Predictive_Modeling(Cross validation전)

Predictive Modeling

• Logistic Regression

• Support Vector Machines(Linear and radial)

• Random Forest

• K-Nearest Neighbours

• Naive Bayes

• Decision Tres

필요한 라이브러 설치 및 학습 과 훈련 데이터 나누기

#importing all the required ML packages
from sklearn.linear_model import LogisticRegression #logistic regression
from sklearn import svm #support vector Machine
from sklearn.ensemble import RandomForestClassifier #Random Forest
from sklearn.neighbors import KNeighborsClassifier #KNN
from sklearn.naive_bayes import GaussianNB #Naive bayes
from sklearn.tree import DecisionTreeClassifier #Decision Tree
from sklearn.model_selection import train_test_split #training and testing data split
from sklearn import metrics #accuracy measure
from sklearn.metrics import confusion_matrix #for confusion matrix

train,test=train_test_split(data,test_size=0.3,random_state=0,stratify=data['Survived'])
train_X=train[train.columns[1:]]
train_Y=train[train.columns[:1]]
test_X=test[test.columns[1:]]
test_Y=test[test.columns[:1]]
X=data[data.columns[1:]]
Y=data['Survived']

Radial Support Vector Machines(rbf-SVM)

model=svm.SVC(kernel='rbf',C=1,gamma=0.1)
model.fit(train_X,train_Y)
prediction1=model.predict(test_X)
print('Accuracy for rbf SVM is ',metrics.accuracy_score(prediction1,test_Y))

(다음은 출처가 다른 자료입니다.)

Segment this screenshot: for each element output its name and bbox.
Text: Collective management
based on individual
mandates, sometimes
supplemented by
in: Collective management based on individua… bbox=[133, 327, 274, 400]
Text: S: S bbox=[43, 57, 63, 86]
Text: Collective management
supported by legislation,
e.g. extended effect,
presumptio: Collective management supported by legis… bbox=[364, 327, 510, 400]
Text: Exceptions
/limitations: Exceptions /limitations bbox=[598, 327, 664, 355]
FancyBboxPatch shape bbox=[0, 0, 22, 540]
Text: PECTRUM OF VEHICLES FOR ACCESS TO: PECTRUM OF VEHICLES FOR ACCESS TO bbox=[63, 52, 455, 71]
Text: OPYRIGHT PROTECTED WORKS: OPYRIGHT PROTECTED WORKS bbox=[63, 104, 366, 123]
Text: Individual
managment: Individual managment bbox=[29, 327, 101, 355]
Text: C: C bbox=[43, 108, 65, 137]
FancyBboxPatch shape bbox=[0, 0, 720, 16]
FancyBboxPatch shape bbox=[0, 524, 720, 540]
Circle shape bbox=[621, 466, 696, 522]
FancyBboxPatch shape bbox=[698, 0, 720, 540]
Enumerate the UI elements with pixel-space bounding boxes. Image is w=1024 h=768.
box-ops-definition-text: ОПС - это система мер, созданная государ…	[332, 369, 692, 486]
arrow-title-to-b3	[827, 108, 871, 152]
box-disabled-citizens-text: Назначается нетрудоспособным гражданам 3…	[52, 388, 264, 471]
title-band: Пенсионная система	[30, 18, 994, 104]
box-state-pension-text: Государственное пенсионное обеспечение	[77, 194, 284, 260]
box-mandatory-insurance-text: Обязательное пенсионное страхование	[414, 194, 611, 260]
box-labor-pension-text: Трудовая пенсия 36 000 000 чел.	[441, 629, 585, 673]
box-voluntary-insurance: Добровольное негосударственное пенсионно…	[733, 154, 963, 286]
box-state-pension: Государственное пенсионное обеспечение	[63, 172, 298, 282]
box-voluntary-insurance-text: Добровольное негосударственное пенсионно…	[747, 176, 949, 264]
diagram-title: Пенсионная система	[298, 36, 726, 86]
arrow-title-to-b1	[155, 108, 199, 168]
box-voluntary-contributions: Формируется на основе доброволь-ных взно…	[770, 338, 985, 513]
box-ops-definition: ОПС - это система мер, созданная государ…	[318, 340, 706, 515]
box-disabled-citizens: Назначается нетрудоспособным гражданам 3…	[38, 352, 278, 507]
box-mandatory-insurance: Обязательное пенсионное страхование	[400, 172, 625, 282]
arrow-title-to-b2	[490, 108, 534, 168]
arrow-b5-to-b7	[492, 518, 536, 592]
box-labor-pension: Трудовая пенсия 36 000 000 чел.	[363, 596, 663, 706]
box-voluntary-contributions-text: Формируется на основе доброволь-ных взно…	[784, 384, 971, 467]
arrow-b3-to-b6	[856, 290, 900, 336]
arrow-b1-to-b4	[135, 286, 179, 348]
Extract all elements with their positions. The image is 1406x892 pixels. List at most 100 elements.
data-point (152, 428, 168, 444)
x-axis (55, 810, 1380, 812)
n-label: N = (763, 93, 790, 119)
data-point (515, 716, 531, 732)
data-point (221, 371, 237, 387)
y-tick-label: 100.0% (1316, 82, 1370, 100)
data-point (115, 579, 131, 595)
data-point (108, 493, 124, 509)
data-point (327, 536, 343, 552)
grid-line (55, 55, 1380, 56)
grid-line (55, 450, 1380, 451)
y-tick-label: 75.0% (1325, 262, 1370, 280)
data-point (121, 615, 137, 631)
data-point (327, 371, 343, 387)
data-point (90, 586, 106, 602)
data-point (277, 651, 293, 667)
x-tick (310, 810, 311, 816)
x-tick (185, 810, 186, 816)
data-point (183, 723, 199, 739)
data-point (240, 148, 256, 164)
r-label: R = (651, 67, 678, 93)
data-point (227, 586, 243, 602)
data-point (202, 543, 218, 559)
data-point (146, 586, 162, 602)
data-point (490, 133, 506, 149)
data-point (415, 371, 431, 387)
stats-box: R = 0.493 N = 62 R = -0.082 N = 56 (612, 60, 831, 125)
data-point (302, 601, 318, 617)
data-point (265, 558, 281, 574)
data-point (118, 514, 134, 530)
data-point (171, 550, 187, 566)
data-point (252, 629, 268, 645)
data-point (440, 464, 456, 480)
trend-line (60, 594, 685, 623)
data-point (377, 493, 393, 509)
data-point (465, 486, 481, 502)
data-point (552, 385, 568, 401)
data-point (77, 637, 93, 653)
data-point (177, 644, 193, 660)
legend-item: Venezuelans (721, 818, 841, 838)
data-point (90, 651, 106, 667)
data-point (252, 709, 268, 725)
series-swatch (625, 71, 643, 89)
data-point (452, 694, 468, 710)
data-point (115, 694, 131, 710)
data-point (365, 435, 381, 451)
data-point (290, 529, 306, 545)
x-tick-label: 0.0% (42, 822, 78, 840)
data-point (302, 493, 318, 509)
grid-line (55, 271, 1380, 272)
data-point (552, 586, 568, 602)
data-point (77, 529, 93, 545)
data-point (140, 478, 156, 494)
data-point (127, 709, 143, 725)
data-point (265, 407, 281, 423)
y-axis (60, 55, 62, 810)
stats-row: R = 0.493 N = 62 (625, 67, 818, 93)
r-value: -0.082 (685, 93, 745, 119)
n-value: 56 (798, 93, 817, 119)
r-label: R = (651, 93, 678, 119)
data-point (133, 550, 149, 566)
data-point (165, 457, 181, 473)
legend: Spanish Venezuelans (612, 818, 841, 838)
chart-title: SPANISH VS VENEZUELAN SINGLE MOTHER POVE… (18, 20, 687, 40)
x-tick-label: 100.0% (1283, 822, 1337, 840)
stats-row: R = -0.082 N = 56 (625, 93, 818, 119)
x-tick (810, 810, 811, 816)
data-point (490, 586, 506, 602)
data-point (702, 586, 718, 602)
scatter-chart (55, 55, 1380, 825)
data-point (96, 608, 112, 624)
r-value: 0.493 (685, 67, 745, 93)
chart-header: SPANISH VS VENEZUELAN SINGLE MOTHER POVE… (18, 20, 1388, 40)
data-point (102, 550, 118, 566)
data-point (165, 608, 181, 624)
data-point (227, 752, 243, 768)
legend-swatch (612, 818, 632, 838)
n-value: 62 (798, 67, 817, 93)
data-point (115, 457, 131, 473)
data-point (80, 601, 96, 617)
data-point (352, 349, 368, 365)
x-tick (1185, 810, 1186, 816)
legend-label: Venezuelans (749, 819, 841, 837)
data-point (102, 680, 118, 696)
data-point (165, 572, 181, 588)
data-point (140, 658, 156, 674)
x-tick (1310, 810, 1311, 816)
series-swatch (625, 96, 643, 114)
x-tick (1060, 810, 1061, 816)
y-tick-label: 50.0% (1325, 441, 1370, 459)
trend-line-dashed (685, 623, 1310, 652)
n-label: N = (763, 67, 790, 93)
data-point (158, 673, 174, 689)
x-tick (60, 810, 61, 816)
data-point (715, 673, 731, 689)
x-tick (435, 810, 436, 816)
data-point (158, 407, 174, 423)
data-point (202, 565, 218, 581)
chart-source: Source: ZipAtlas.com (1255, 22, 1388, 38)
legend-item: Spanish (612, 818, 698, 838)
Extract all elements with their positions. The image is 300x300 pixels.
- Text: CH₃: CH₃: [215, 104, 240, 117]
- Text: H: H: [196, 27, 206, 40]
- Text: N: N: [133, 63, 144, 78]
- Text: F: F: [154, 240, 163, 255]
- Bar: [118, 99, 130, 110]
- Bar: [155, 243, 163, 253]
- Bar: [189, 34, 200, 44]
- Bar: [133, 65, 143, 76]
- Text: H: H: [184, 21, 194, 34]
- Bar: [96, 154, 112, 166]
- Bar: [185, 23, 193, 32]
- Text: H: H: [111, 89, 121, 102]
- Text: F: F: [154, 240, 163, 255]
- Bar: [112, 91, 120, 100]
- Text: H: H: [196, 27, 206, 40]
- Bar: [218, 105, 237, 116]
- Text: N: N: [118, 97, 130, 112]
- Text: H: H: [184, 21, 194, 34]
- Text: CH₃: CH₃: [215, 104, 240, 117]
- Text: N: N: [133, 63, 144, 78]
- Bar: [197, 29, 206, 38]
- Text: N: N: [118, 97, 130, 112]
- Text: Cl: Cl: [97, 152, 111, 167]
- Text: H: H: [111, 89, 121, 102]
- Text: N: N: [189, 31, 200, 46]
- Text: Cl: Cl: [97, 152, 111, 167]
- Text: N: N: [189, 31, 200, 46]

Linear Support Vector Machine(linear-SVM)

model=svm.SVC(kernel='linear', C=0.1,gamma=0.1)
model.fit(train_X,train_Y)
prediction2=model.predict(test_X)
print('Accuracy for linear SVM is', metrics.accuracy_score(prediction2,test_Y))

Logistic Regression

model = LogisticRegression()
model.fit(train_X,train_Y)
prediction3=model.predict(test_X)
print('The accuracy of the Logistic Regression is', metrics.accuracy_score(prediction3,test_Y))

Decision Tree

model=DecisionTreeClassifier()
model.fit(train_X,train_Y)
prediction4=model.predict(test_X)
print('The accuracy of the Decision Tree is',metrics.accuracy_score(prediction4,test_Y))

K-Nearest Neighbours(KNN)

model=KNeighborsClassifier()
model.fit(train_X,train_Y)
prediction5=model.predict(test_X)
print('The accuracy of the KNN is', metrics.accuracy_score(prediction5,test_Y))

a_index=list(range(1,11))
a=pd.Series()
x=[0,1,2,3,4,5,6,7,8,9,10]
for i in list(range(1,11)):
    model=KNeighborsClassifier(n_neighbors=i) 
    model.fit(train_X,train_Y)
    prediction=model.predict(test_X)
    a=a.append(pd.Series(metrics.accuracy_score(prediction,test_Y)))
plt.plot(a_index, a)
plt.xticks(x)
fig=plt.gcf()
fig.set_size_inches(12,6)
plt.show()
print('Accuracies for different values of n are:',a.values,'with the max value as ',a.values.max())

Gaussian Navie Bayes

model=GaussianNB()
model.fit(train_X,train_Y)
prediction6=model.predict(test_X)
print('The accuracy of the NaiveBayes is', metrics.accuracy_score(prediction6, test_Y))

Random Forests

model=RandomForestClassifier(n_estimators=100)
model.fit(train_X,train_Y)
prediction7=model.predict(test_X)
print('The accuracy of the Random Forests is ', metrics.accuracy_score(prediction7,test_Y))